Sunday, November 1, 2009

Oídche Shamhna

Meaning : The night of Samhain

Samhain (pronounced “Sauwain”) – The autumn equinox.  As Beltaine (May 1st)  marked the beginnings of summer, so Samhain recorded the end.  Samhain was celebrated with ritual bonfires and is the origin of Halloween.  The Celtic year began with Samhain at the end of October, a time of deliberate misrule and contrariness.  It was also thought to be a time when the dead could return to warm themselves at the fires of the living and when poets were able to enter the Otherworld. 

Halloween pumpkin lanterns may have originated with Celts’s customs of placing the skulls of ancestors outside their doors at this time.

“Decoding the Celtic. Revealing the legacy of the Celtic Traditions, Claire Hamilton & Steve Eddy.”


Last night was the beginning of Samhain.  On my bucket list is to go to Scotland, but if I could put an asterisk next to it, it would say “Go during the celebration of Samhain”.  I’m deeply in love with Celtic history with all of its lore and mythology and I have Michael Linkletter to thank for that.  He was my Celtic professor at STFX (6/7 years ago).  Since that class I’ve read everything that I can with regards to their deep history.  Someday I hope to return to study the Gaelic language and divulge my time into taking another Celtic History course.  However until then I will bide my time reading my Celtic Lore, History & Mythology books

Meanwhile Halloween in Kugaaruk is over and the kids are probably holding their bellies after consuming all their treats from last night.  We gave out suckers, skittles – starbursts, goldfish crackers and tootsies pops.  It was a great evening and over all we had approximately 110 kids, unfortunately we didn’t get to see a lot of costumes,  half the kids were out in their winter garb considering it was –35 with wind-chill.  We did get to see plenty of face paint that turned the kidlets into mice, cats, clowns and scary creatures.  We also had a couple of furry animals grace our door early in the evening; a  very adorable puppy & bear. 

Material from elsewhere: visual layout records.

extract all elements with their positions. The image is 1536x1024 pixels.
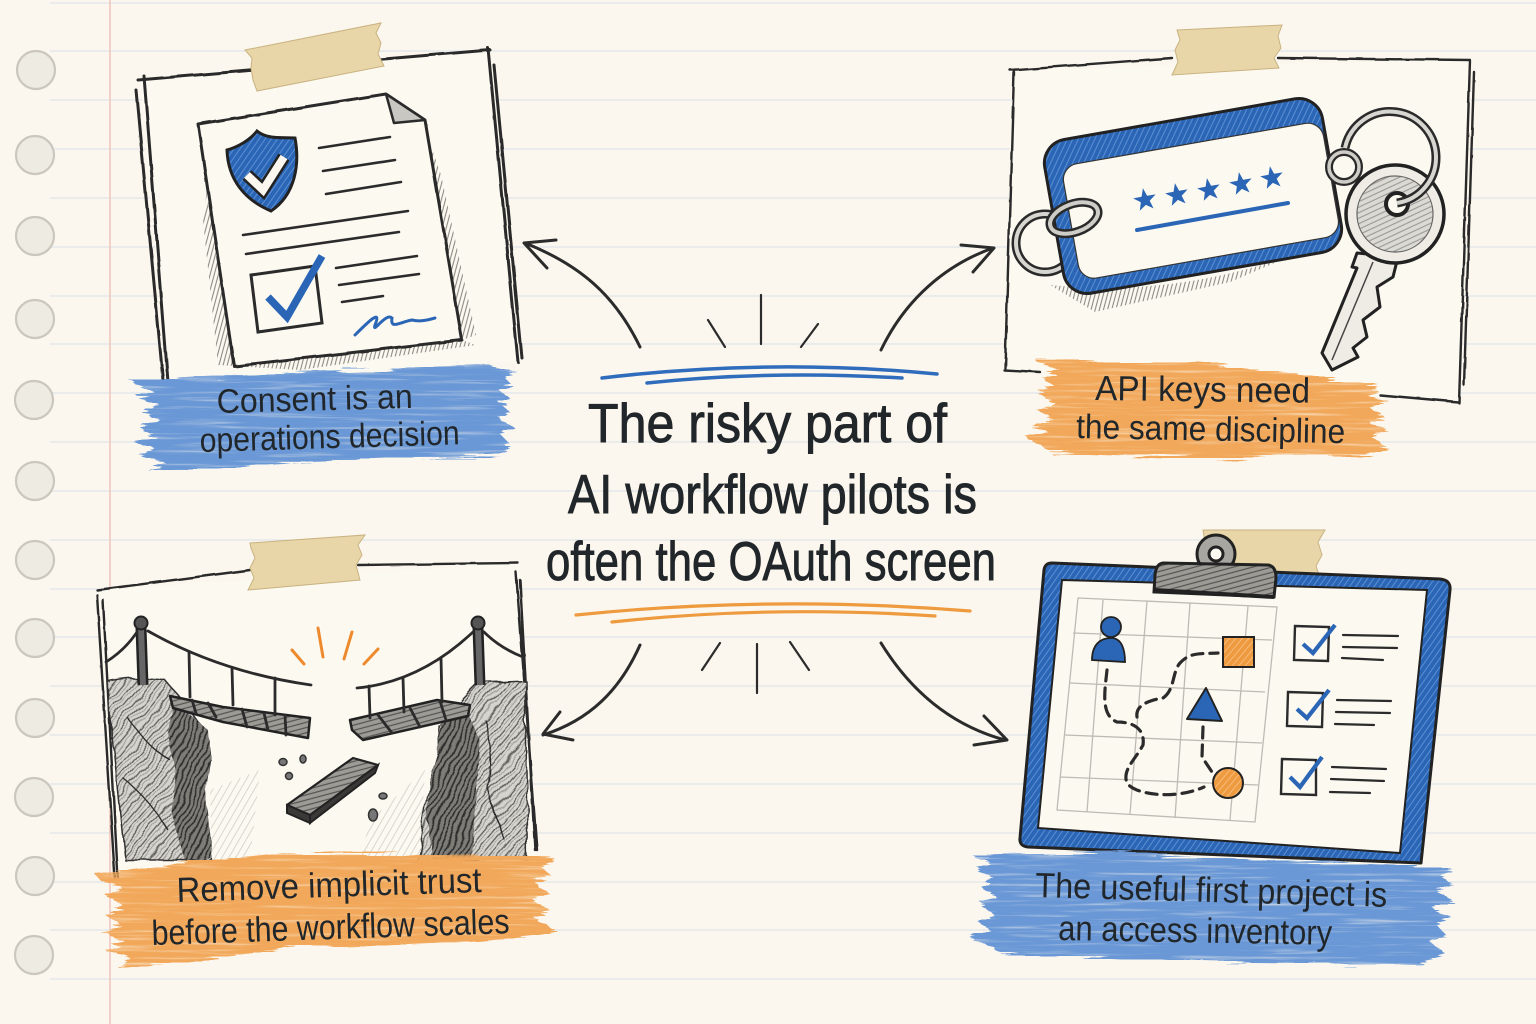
panel: access inventory clipboard: [970, 530, 1453, 964]
orange circle: [1213, 768, 1243, 798]
arrow to consent panel: [524, 240, 640, 347]
person icon: [1092, 617, 1125, 662]
panel frame: [1004, 58, 1474, 403]
caption text: [1035, 866, 1388, 953]
background hatch: [210, 770, 425, 860]
falling debris: [279, 755, 387, 821]
caption text: [199, 378, 460, 460]
arrow to bridge panel: [543, 645, 640, 740]
caption text: the same discipline: [1076, 408, 1346, 451]
fallen plank: [287, 758, 378, 823]
key tag left ring: [1016, 214, 1074, 272]
caption text: Consent is an: [216, 378, 413, 421]
title: [546, 392, 996, 592]
left bridge span: [106, 616, 311, 738]
masked password stars: [1132, 164, 1285, 212]
panel: API key tag: [1004, 25, 1474, 458]
caption text: operations decision: [199, 414, 460, 460]
caption text: [1076, 369, 1346, 451]
icon: consent checkbox: [251, 256, 322, 332]
right bridge span: [350, 616, 523, 740]
clipboard clip: [1154, 535, 1276, 597]
caption text: an access inventory: [1058, 909, 1333, 953]
left cliff: [107, 678, 212, 860]
orange snap rays: [292, 628, 378, 664]
orange square: [1223, 637, 1254, 667]
map grid: [1057, 598, 1277, 822]
caption text: [151, 861, 510, 953]
caption text: before the workflow scales: [151, 902, 510, 953]
washi tape: [245, 23, 384, 91]
icon: shield with check: [227, 131, 297, 211]
panel: consent document: [128, 23, 522, 472]
washi tape: [248, 535, 365, 590]
washi tape: [1203, 530, 1325, 578]
key ring: [1345, 112, 1436, 203]
tag link ring: [1046, 196, 1102, 240]
central message: [524, 240, 1007, 745]
key tag: [1041, 95, 1345, 297]
right link ring: [1329, 152, 1359, 182]
panel: broken bridge: [94, 535, 557, 968]
clipboard board: [1020, 563, 1450, 863]
blue triangle: [1187, 688, 1222, 721]
key tag shadow: [1050, 235, 1340, 312]
document sheet: [198, 94, 476, 370]
washi tape: [1172, 25, 1282, 75]
caption text: API keys need: [1095, 369, 1310, 411]
signature: [355, 317, 435, 335]
caption text: The useful first project is: [1035, 866, 1388, 915]
panel frame: [97, 563, 537, 880]
arrow to clipboard panel: [881, 643, 1007, 745]
title: The risky part of: [588, 392, 948, 454]
arrow to API key panel: [881, 245, 994, 350]
password underline: [1137, 203, 1288, 230]
panel frame: [136, 48, 522, 385]
bottom emphasis ticks: [702, 642, 809, 693]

We thought about heading over to the Hamlet for the Costume Contest however it was damn cold out, and considering we spent a considerable amount of time there last year we felt that we wouldn’t see anything different.  So Hughie and I decided to kick back with a couple of good “old” horror movies.  Pet Semetary and Night of the Living Dead.  Two classic horror movies that still had my skin crawling.  I’m just glad we don’t own The Ring.  It was a great spooky evening. 

I came to the realization that we must live in one of the safest Trick n Treating locations.  The whole town knows one another as does the kids and the chances of someone tainting the candy is not even thought of.  As a child I was never allowed to eat “homemade” candy that was given out the doors however here I saw fudge, popcorn balls and squares in the bags of the kids .  There are also no pumpkins in town for kids to destroy no hay bails to burn and eggs are so expensive kids don’t buy them to throw at doors and cars.   It is nice to wake up in the morning look out the window and see nothing; in Selkirk you would see Toilet paper, destroyed pumpkins and egg shells spattering the roads and sidewalks.

I hope everyone one had a safe Samhain. 

I’m not sure if it is too soon for this but…54 days until Christmas Eve.


Christa said...

St. FX?! me too! I went there from 2001-2007 (biology then education degree). Such a small world :D

Tammy said...

I'm afraid I'm not a member of the X ring society, I did only a year at STFX and then decided to jump back into the working world. My husband however graduated in 2005 and he proudly wears his x-ring. We have seen more X-rings here in Nunavut than we have seen the whole time we were living in Manitoba.